Cass. pen. Sez. V, (ud. 15-01-2008) 19-02-2008, n. 7656
REPUBBLICA ITALIANA
IN NOME DEL POPOLO ITALIANO
LA CORTE SUPREMA DI CASSAZIONE
SEZIONE QUINTA PENALE
Composta dagli Ill.mi Sigg.ri Magistrati:
ha pronunciato la seguente:
sentenza
sul ricorso proposto da:
1) B.R., N. IL (OMISSIS);
avverso SENTENZA del 03/11/2006 CORTE APPELLO di POTENZA;
visti gli atti, la sentenza ed il ricorso;
udita in PUBBLICA UDIENZA la relazione fatta dal Consigliere Dr. .
Udito il Procuratore Generale in persona del Dr. .., che ha concluso per l'inammissibilità del ricorso.
Fatto - Diritto P.Q.M.
Svolgimento del processo - Motivi della decisione
OSSERVA
La Corte d'appello di Potenza con sentenza 3.11.2006 confermava la decisione del G.U.P. del tribunale di Potenza in data 4.11.2005 con la quale B.R. era stato condannato per i reati di ingiuria aggravata (capo A della rubrica), violenza a pubblico ufficiale (capo B) e lesioni aggravate in danno dell'agente di polizia C.R. (capo C).
Propone ricorso per cassazione l'imputato denunciando violazione di legge e vizio di motivazione con riguardo all'affermazione di responsabilità per il reato di cui al capo A).
Deduce - riproponendo analoga doglianza avanzata in appello e disattesa - che l'espressione rivolta agli agenti ("che cazzo volete, chi cazzo siete") aveva significato scurrile ma non era idonea a ledere l'onore ed il decoro della persona cui era stata rivolta.
Il motivo è destituito di fondamento ed il ricorso deve esser rigettato con le conseguenze di legge.
Deve premettersi che l'accertamento della portata ingiuriosa di una locuzione rientra nei compiti del giudice di merito, risolvendosi, quindi, in un apprezzamento di fatto che, se adeguatamente motivato, si sottrae al sindacato di legittimità.

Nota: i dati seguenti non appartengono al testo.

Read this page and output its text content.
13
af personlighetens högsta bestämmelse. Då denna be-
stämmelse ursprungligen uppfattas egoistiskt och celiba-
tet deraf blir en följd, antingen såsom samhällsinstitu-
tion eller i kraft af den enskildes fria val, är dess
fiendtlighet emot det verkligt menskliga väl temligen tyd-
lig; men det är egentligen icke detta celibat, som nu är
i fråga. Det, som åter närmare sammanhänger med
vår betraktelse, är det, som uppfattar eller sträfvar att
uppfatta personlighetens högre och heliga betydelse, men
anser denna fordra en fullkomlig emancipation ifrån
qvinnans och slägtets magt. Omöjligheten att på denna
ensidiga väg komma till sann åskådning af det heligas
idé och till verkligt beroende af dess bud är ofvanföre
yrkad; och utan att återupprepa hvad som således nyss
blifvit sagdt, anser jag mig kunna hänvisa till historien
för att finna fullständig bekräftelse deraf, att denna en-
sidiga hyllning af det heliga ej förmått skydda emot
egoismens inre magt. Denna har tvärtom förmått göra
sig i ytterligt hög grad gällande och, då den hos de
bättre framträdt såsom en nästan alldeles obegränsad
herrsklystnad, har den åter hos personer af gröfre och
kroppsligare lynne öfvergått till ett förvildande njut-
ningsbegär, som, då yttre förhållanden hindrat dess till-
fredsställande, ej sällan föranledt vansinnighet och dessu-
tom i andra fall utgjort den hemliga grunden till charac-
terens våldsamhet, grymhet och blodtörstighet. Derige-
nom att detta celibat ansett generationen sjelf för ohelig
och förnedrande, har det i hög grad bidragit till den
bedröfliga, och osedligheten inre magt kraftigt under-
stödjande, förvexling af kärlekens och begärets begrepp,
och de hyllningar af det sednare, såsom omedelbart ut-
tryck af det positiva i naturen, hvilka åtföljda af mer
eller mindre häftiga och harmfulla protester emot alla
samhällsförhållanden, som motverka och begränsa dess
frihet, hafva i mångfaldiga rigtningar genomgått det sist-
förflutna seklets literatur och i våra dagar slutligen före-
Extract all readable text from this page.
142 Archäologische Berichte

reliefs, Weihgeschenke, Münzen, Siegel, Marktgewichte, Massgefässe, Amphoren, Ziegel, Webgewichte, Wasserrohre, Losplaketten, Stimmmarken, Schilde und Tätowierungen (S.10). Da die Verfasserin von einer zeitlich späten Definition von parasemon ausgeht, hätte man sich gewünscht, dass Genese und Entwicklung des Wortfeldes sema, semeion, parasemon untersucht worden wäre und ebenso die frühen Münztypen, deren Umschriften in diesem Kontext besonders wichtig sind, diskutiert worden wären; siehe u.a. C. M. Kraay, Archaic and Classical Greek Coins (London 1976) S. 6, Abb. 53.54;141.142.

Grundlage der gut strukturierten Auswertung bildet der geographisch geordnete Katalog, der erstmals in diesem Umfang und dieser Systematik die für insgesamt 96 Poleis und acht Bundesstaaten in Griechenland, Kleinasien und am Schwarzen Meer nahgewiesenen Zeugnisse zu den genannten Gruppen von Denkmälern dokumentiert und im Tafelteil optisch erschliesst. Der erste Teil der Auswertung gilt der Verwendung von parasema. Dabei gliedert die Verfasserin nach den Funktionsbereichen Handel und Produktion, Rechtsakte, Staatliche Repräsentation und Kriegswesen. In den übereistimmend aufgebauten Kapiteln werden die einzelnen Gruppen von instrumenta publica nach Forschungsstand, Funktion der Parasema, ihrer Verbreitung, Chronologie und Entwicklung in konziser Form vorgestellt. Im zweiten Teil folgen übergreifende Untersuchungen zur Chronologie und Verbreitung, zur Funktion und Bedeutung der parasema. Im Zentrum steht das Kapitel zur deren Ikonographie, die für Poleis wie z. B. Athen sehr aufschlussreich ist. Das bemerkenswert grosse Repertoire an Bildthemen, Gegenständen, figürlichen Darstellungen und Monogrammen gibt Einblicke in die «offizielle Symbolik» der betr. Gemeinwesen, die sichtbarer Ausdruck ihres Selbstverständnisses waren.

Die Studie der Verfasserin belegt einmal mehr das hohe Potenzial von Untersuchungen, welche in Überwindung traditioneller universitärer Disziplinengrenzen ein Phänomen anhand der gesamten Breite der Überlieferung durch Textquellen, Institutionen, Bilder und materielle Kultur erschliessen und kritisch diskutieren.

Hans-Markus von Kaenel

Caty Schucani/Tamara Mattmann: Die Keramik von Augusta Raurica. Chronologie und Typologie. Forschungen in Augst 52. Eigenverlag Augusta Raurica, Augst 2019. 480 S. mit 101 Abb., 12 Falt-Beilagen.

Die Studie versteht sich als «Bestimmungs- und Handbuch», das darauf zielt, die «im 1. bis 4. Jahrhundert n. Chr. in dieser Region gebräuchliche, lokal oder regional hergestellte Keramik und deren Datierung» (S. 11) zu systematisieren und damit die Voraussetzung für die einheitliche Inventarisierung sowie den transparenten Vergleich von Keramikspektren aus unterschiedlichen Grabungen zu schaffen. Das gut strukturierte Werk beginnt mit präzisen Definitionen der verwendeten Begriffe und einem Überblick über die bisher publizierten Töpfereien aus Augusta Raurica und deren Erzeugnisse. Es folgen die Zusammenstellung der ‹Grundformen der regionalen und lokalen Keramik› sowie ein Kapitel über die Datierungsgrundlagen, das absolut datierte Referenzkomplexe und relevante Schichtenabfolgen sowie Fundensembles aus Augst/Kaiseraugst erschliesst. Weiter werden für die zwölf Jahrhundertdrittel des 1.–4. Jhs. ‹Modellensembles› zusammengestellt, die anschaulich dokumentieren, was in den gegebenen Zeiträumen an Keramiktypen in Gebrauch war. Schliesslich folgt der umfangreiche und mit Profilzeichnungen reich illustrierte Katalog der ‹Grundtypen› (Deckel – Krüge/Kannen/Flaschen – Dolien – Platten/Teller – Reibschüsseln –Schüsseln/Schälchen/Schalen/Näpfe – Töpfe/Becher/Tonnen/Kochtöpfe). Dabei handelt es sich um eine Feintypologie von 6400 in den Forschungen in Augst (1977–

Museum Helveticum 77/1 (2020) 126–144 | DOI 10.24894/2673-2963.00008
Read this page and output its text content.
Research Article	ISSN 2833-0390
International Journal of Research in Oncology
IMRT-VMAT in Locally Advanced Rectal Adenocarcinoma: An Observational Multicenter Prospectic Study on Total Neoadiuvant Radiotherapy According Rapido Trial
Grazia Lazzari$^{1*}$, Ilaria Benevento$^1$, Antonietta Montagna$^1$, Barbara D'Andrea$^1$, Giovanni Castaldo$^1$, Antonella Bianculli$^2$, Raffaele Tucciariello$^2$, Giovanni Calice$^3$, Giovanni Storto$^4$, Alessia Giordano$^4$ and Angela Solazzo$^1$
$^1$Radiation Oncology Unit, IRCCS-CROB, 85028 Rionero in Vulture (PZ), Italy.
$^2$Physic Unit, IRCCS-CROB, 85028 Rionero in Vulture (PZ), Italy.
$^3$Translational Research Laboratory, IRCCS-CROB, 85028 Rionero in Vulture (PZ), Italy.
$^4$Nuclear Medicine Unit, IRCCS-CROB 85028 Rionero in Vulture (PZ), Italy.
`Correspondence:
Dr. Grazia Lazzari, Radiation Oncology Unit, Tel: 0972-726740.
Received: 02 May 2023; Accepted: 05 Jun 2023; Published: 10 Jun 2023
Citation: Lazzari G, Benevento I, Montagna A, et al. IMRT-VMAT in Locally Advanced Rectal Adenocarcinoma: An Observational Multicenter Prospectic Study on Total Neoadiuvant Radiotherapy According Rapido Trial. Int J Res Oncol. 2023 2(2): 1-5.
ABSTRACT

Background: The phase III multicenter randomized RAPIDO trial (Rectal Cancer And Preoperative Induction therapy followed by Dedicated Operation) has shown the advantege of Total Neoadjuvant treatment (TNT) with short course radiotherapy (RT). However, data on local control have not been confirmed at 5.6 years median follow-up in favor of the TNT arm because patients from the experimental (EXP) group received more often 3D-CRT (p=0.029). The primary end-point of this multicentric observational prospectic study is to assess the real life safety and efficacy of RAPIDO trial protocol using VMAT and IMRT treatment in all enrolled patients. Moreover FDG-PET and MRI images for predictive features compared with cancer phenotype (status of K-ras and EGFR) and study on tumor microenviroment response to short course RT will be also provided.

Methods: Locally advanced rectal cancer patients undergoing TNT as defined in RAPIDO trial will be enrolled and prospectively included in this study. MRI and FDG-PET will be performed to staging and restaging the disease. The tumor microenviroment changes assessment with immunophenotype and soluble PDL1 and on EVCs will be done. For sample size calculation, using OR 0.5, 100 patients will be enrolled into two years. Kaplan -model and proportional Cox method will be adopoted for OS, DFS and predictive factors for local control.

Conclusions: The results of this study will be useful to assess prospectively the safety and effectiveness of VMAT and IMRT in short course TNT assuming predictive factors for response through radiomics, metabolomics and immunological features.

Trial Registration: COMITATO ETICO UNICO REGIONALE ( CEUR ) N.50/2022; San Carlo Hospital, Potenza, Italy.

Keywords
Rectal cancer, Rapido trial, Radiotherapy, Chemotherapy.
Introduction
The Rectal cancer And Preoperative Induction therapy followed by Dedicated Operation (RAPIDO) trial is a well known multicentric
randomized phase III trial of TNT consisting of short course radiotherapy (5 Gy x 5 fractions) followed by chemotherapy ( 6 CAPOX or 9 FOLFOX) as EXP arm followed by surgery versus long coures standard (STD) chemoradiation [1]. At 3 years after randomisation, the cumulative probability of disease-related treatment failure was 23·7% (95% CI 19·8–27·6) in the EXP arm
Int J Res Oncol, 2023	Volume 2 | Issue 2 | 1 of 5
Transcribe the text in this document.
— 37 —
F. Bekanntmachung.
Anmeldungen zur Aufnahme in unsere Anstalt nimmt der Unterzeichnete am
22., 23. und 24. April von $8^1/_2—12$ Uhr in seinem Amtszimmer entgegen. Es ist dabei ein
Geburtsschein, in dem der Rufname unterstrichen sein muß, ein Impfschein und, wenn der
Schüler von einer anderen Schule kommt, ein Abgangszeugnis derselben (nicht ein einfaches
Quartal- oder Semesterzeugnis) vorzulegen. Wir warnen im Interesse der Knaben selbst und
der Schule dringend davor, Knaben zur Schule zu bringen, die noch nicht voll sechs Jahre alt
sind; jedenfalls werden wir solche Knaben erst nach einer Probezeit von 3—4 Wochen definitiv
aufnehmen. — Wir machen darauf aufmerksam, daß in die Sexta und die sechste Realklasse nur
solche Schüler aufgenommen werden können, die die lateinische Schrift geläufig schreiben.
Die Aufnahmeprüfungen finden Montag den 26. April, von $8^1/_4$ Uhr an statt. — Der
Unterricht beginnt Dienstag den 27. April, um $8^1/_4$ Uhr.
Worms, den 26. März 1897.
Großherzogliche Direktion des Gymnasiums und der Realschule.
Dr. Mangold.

Ciò premesso, va osservato che la Corte territoriale ha argomentato che la frase rivolta agli operanti, oltre che triviale, ha un'oggettiva idoneità a ledere l'onore ed il decoro del destinatario, tanto più nel caso in esame, apparendo evidente il proposito di mortificare l'operato degli agenti, apostrofati, nell'adempimento del proprio dovere, con un epiteto che è sinonimo di disprezzo dell'uomo, della sua dignità e del prestigio di pubblico ufficiale.
Trattasi di osservazioni appropriate con le quali - in considerazione del contesto nel quale la frase venne pronunciata e della personalità delle persone offese - è stata ragionevolmente affermata la valenza offensiva dell'espressione in oggetto;
l'apprezzamento, sorretto da corrette argomentazioni, resta sottratto alle censure del ricorrente.
P.Q.M.
La Corte rigetta il ricorso e condanna il ricorrente al pagamento delle spese processuali.
Così deciso in Roma, il 15 gennaio 2008.